Asimilasyon mu, değişim mi?
Duyulmayan Ses, duyulmayan sesleri bize iletirken bir yandan da yıllar önce kadınların/feministlerin ÇATOM'lar üzerine yaptığı bir tartışmayı yeniden hatırlatıyor.
Kabaca özetlemek gerekirse ÇATOM'larla ilgili iki ayrı tez vardı, birincisi bölgede sürdürülmekte olan asimilasyon politikasının ÇATOM'lar aracılığıyla kadınlar üzerinden gerçekleştirilmek istendiğini ileri sürüyordu. Ayrıca kurslarla çeşitli beceriler kazanan kadınların, ucuz iş gücü olarak piyasaya sürüleceği söyleniyordu.

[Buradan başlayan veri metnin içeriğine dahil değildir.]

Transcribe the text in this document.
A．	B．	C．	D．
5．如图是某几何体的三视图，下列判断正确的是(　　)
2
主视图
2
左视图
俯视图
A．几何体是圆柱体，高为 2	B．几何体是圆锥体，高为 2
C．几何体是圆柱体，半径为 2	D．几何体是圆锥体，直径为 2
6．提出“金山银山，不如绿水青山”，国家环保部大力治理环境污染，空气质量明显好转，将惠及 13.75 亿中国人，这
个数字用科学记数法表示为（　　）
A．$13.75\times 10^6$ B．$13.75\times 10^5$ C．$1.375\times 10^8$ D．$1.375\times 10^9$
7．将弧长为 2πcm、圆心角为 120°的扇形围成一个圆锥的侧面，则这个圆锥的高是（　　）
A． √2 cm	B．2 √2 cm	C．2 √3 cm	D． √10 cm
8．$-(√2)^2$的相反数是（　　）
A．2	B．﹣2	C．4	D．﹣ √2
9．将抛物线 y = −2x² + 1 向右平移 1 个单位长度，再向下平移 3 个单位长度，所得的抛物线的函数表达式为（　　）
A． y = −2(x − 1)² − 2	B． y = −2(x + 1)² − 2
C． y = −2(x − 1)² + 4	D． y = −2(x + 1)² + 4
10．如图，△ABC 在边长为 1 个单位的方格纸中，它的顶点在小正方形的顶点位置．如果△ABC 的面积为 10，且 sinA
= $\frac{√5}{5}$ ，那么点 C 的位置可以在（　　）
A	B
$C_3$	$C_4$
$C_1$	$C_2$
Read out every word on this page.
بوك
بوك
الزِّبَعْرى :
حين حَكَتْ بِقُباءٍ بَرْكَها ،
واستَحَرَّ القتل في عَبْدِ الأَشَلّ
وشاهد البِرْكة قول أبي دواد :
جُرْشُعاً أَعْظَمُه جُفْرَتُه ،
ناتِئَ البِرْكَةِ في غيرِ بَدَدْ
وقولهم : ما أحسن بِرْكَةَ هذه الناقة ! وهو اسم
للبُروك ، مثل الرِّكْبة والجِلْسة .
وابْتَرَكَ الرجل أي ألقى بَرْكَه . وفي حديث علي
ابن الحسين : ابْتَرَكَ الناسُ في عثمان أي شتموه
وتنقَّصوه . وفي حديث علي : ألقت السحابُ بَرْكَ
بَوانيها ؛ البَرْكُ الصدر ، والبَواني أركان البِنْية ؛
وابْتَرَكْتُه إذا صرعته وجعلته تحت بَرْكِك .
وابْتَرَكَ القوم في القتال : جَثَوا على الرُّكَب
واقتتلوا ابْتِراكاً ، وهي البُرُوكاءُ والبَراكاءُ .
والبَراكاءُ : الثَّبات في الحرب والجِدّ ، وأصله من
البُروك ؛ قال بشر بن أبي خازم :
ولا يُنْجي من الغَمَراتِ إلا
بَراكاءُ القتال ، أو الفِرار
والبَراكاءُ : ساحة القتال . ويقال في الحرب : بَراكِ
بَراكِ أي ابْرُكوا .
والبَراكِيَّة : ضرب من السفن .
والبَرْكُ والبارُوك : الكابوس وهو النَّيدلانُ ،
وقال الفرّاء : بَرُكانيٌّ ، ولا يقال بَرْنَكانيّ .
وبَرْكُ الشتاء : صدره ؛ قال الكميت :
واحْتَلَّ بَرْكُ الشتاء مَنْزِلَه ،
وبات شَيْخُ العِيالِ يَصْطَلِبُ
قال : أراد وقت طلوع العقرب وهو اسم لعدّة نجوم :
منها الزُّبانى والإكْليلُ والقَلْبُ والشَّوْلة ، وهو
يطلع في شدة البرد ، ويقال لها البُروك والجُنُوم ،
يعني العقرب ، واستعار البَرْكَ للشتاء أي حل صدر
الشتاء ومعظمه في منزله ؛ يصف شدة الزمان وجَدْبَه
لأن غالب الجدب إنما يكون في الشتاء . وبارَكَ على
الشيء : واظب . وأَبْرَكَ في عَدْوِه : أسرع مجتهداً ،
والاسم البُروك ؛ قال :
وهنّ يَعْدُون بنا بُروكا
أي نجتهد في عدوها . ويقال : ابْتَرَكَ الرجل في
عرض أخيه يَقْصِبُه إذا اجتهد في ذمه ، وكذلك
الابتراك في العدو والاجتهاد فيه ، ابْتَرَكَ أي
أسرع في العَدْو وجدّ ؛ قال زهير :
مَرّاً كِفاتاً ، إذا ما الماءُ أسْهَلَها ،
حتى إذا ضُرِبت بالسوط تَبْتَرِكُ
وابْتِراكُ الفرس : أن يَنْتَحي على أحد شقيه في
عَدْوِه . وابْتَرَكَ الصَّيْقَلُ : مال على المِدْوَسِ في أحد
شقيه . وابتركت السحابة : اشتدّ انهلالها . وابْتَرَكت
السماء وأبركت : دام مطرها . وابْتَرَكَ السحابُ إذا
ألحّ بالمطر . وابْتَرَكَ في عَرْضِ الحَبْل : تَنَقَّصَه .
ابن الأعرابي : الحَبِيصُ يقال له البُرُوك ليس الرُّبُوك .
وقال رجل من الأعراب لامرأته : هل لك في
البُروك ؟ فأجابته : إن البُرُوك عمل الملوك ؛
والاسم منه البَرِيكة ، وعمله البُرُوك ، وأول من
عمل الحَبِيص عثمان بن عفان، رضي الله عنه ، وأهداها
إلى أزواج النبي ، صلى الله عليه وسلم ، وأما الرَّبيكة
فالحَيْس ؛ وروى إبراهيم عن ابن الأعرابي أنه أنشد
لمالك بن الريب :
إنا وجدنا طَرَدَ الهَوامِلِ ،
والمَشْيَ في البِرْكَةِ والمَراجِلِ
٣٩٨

Diğeri ise, kadınların yaşamlarının ÇATOM'lar aracılığıyla kısmen de olsa değişeceğini söylüyordu.
Asimilasyona dair ipuçları
Aslında kitabı okuyunca iki tezin de doğru olduğu görülüyor. ÇATOM'a gidip gelen kadınların yaşamlarında az da olsa bir şeylerin değiştiği yazdıklarından belli oluyor. Çok köklü değişiklik olmasa da, evde kapalı kalmak zorunda kalan pek çok kadın için ÇATOM'lar en azından nefes alabilecek bir yer. Kurslarla kuaförlükten, dikiş nakışa yeni beceriler ediniyorlar. Daha da önemlisi kendileri ve kadınlar üzerine düşünüyorlar, kadın haklarından söz ediyorlar.
Ama öte yandan, yine yazılanlarda asimilasyona dair çok sıkı ip uçları var. Bölgeye epeyce gitmiş, orada pek çok kadınla tanışmış biri olarak söyleyebilirim ki, kitabı okuduğunuzda Şırnak'ta, Batman'da başka bir hayat olduğunu sanabilirsiniz. Kitaptaki yazılarda ne orada yaşanan ağır çatışmanın izleri var, ne de aslında başka bir alanda, toplumsal mücadelede yaşamını kökten denebilecek şekilde değiştirmiş kadınlara dair izler var.
Türk var, Kürt yok
Ve kitabı okuyunca sanırsınız ki, Bölge'deki kadınlar Atatürk'ün kadınlara verdiği seçme ve seçilme hakkı için onu şükran borçlu. Hatta bazıları 8 Mart'ı bize hediye ettiği için de Atatürk'e teşekkür ediyor.
Kitaba yazan pek çok kadın, Türklerde kadınların ne kadar kıymetli olduğu konusunda hem fikirler. Hatta kitaptaki yazılarda geçen yüzlerce Türk, Türk kadını sözcüğüne karşın, bir tek Kürt sözü geçmiyor. Peki ama bu ÇATOM'lar nasıl eğitim veriyor?
ÇATOM'lar ne işe yarıyor?
Dolayısıyla Duyulmayan Ses'i kadınlar yazdığı için, kendisini ifade ettiği için bu kitabı okumak gerek. Elbette ÇATOM'lar ne işe yarıyor, onu anlamak için de okumak gerek.